La dotation de centralité serait attribuée essentiellement en fonction de critères démographiques. En sachant que l'ajout d'une enveloppe indépendante permettrait de prendre en compte les charges de centralité des bourgs-centres en milieu rural.

- La dotation de ruralité serait modifiée "à la marge". Elle varierait en fonction de la population et de la densité.

- Enfin, la dotation de base serait non plus déterminée dès le départ, mais "serait considérée comme le solde de l'enveloppe restant après le calcul des enveloppes dédiées à la centralité et à la ruralité".

Quant à la dotation d'intercommunalité, elle serait répartie en trois parts, avec une dotation d'intégration et une dotation de péréquation. Une troisième part représentant 20% de la dotation d'intercommunalité serait territorialisée. "Il s'agirait notamment de prendre en compte les charges propres de l'EPCI au regard de son territoire", a expliqué Charles Guené, l'un des deux rapporteurs du groupe de travail du Sénat.

Conserver certaines garanties, en particulier au bénéfice des communes rurales

Ce schéma serait complété par une dotation globale de péréquation. Alimentée notamment par l'actuelle dotation nationale de péréquation, elle bénéficierait aux communes pauvres et à celles qui sont "moyennement pauvres". Cette modification est de nature à améliorer l'acceptation de la réforme. De même que la nouvelle approche qu'ont les parlementaires au sujet des garanties de DGF. Ils estiment qu'une partie de la part garantie de la dotation forfaitaire devra être conservée, alors que la réforme votée à l'automne dernier prévoit sa suppression intégrale. Certaines de ces garanties sont "justes", reconnaît le groupe de travail. Celui-ci mentionne les garanties perçues par des communes rurales, dont certaines correspondent à des charges de voirie particulièrement lourdes. "Si vous faites tomber ces garanties, les communes ne peuvent plus fonctionner", souligne Claude Raynal, l'un des deux rapporteurs du groupe de travail du Sénat. Les garanties bénéficiant au monde rural visent aussi à compenser la suppression de dotations de péréquation intervenue lors de la réforme de la DGF décidée en 2003. Elles doivent donc être préservées.

Autre question technique abordée par les parlementaires : la durée de la transition entre le système actuel et le nouveau.
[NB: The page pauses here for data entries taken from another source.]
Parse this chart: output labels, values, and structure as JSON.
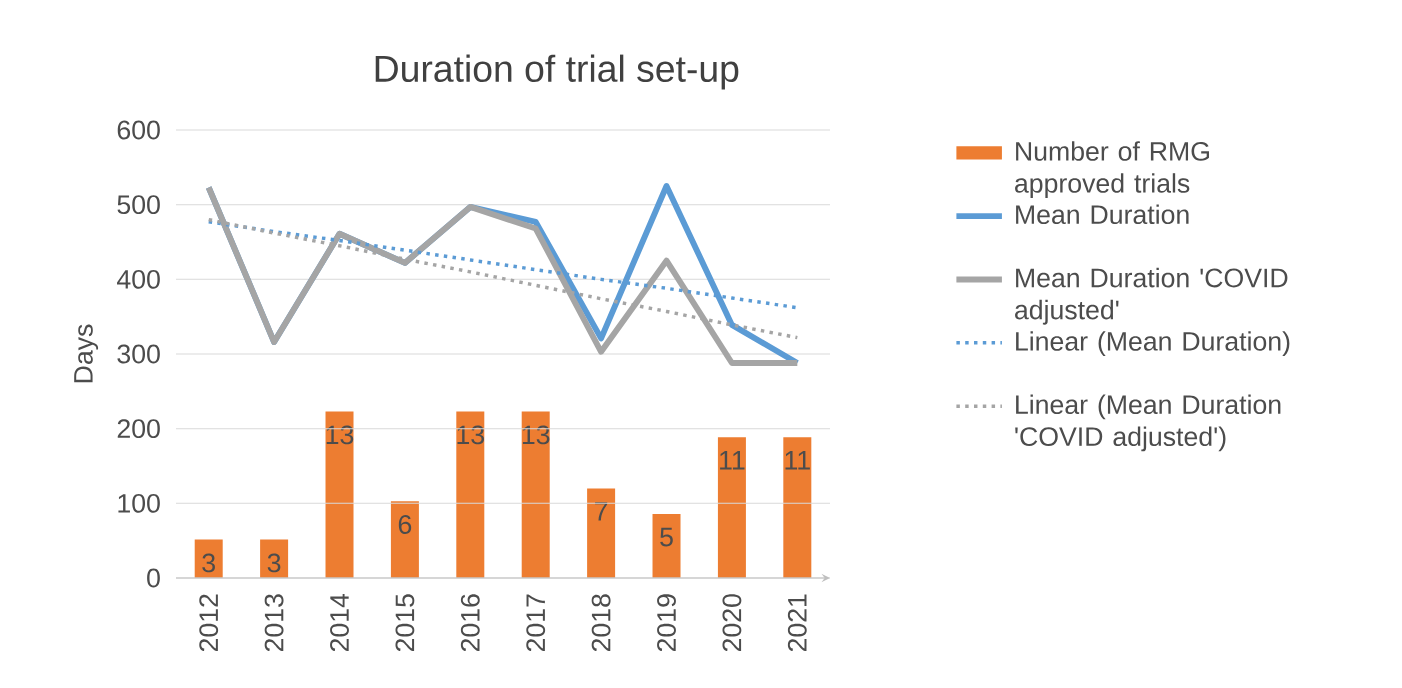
{
  "chart_data": {
    "type": "line",
    "title": "Duration of trial set-up",
    "ylabel": "Days",
    "categories": [
      "2012",
      "2013",
      "2014",
      "2015",
      "2016",
      "2017",
      "2018",
      "2019",
      "2020",
      "2021"
    ],
    "ylim": [
      0,
      600
    ],
    "yticks": [
      0,
      100,
      200,
      300,
      400,
      500,
      600
    ],
    "y2lim": [
      0,
      35
    ],
    "grid": "y",
    "legend": "right",
    "marker": "none",
    "tick_labels": "xy",
    "series": [
      {
        "name": "Number of RMG approved trials",
        "type": "bar",
        "axis": "y2",
        "color": "#ed7d31",
        "values": [
          3,
          3,
          13,
          6,
          13,
          13,
          7,
          5,
          11,
          11
        ],
        "value_labels": [
          "3",
          "3",
          "13",
          "6",
          "13",
          "13",
          "7",
          "5",
          "11",
          "11"
        ]
      },
      {
        "name": "Mean Duration",
        "color": "#5b9bd5",
        "line_style": "solid",
        "values": [
          523,
          316,
          461,
          422,
          497,
          477,
          321,
          525,
          339,
          288
        ]
      },
      {
        "name": "Mean Duration 'COVID adjusted'",
        "color": "#a5a5a5",
        "line_style": "solid",
        "values": [
          523,
          316,
          461,
          422,
          497,
          468,
          303,
          425,
          288,
          288
        ]
      },
      {
        "name": "Linear (Mean Duration)",
        "color": "#5b9bd5",
        "line_style": "dotted",
        "values": [
          477,
          464,
          452,
          439,
          426,
          413,
          400,
          388,
          375,
          362
        ]
      },
      {
        "name": "Linear (Mean Duration 'COVID adjusted')",
        "color": "#a5a5a5",
        "line_style": "dotted",
        "values": [
          480,
          462,
          445,
          427,
          410,
          392,
          374,
          357,
          339,
          322
        ]
      }
    ]
  }
}
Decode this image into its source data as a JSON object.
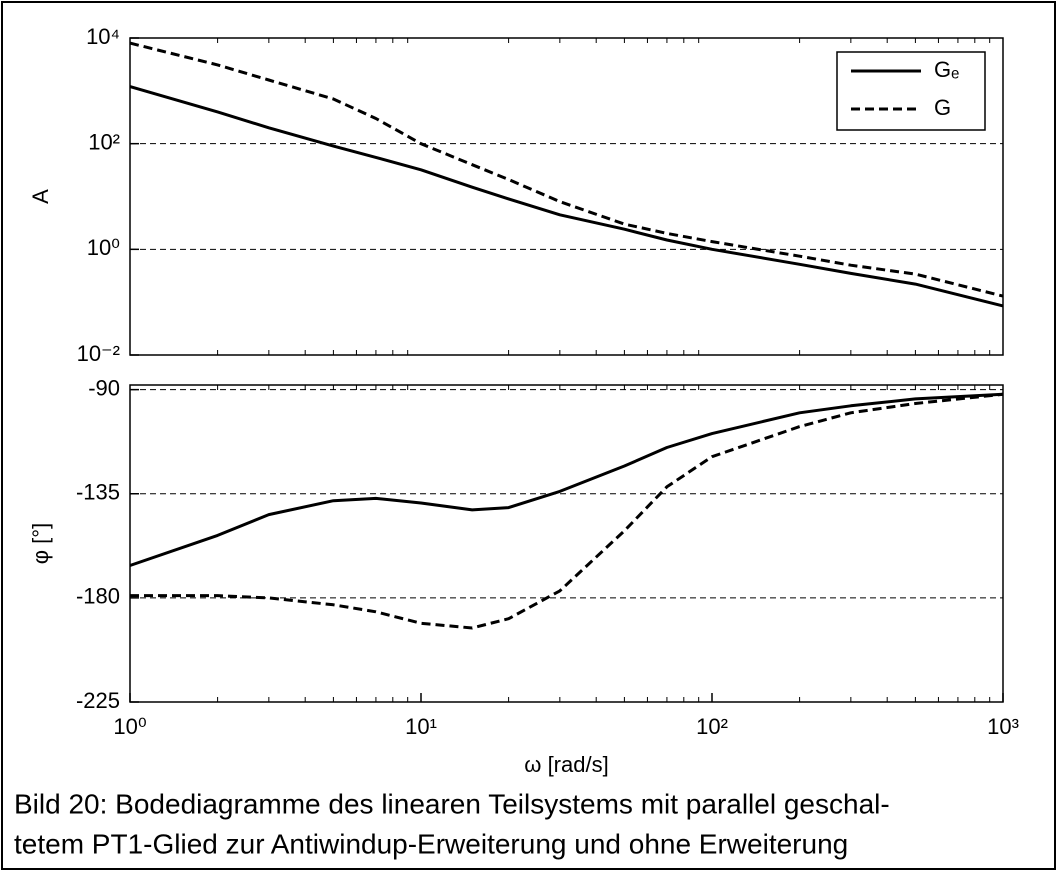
{
  "chart_data": [
    {
      "type": "line",
      "ylabel": "A",
      "xscale": "log",
      "yscale": "log",
      "grid": "y",
      "legend": "upper right",
      "xlim": [
        1,
        1000
      ],
      "ylim": [
        0.01,
        10000
      ],
      "yticks": [
        {
          "value": 10000,
          "label": "10⁴"
        },
        {
          "value": 100,
          "label": "10²"
        },
        {
          "value": 1,
          "label": "10⁰"
        },
        {
          "value": 0.01,
          "label": "10⁻²"
        }
      ],
      "x": [
        1,
        2,
        3,
        5,
        7,
        10,
        15,
        20,
        30,
        50,
        70,
        100,
        200,
        300,
        500,
        1000
      ],
      "series": [
        {
          "name": "Gₑ",
          "color": "#000000",
          "linestyle": "solid",
          "values": [
            1200,
            400,
            200,
            90,
            55,
            32,
            15,
            9,
            4.5,
            2.4,
            1.5,
            1,
            0.52,
            0.35,
            0.22,
            0.085
          ]
        },
        {
          "name": "G",
          "color": "#000000",
          "linestyle": "dashed",
          "values": [
            8000,
            3100,
            1600,
            700,
            300,
            100,
            40,
            21,
            8,
            3,
            2,
            1.4,
            0.74,
            0.5,
            0.34,
            0.13
          ]
        }
      ]
    },
    {
      "type": "line",
      "ylabel": "φ [°]",
      "xlabel": "ω [rad/s]",
      "xscale": "log",
      "yscale": "linear",
      "grid": "y",
      "xlim": [
        1,
        1000
      ],
      "ylim": [
        -225,
        -88
      ],
      "xticks": [
        {
          "value": 1,
          "label": "10⁰"
        },
        {
          "value": 10,
          "label": "10¹"
        },
        {
          "value": 100,
          "label": "10²"
        },
        {
          "value": 1000,
          "label": "10³"
        }
      ],
      "yticks": [
        -90,
        -135,
        -180,
        -225
      ],
      "x": [
        1,
        2,
        3,
        5,
        7,
        10,
        15,
        20,
        30,
        50,
        70,
        100,
        200,
        300,
        500,
        1000
      ],
      "series": [
        {
          "name": "Gₑ",
          "color": "#000000",
          "linestyle": "solid",
          "values": [
            -166,
            -153,
            -144,
            -138,
            -137,
            -139,
            -142,
            -141,
            -134,
            -123,
            -115,
            -109,
            -100,
            -97,
            -94,
            -92
          ]
        },
        {
          "name": "G",
          "color": "#000000",
          "linestyle": "dashed",
          "values": [
            -179,
            -179,
            -180,
            -183,
            -186,
            -191,
            -193,
            -189,
            -177,
            -151,
            -132,
            -119,
            -106,
            -100,
            -96,
            -92
          ]
        }
      ]
    }
  ],
  "caption": [
    "Bild 20: Bodediagramme des linearen Teilsystems mit parallel geschal-",
    "tetem PT1-Glied zur Antiwindup-Erweiterung und ohne Erweiterung"
  ]
}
Ils veulent réduire cette phase de 40 ans à 10 ans. "La première année, la réforme serait appliquée sur 10% du montant total, puis sur 20%, etc.".

Côté agenda, les rapporteurs des groupes de travail souhaitent que la réforme ne soit désormais plus différée. Ils soutiendront par conséquent un amendement qui reportera à 2018 l'application de l'article 150 de la loi de finances pour 2016. De cette manière, le Parlement "continuera à débattre du sujet en 2017", souligne Claude Raynal. En effet, sans nouvelle discussion, l'article de loi entrera en vigueur. En revanche, supprimer l'article pourrait être compris comme le renoncement à cette réforme. Ce serait "le pire" des scénarios, commente Claude Raynal, qui considère que le choix de l'année 2018 pour l'entrée en vigueur de la réforme facilitera son acceptation. La baisse des dotations - qui ajoute une difficulté à la conduite de la réforme -, rappelle-t-il, doit en effet s'arrêter en 2017.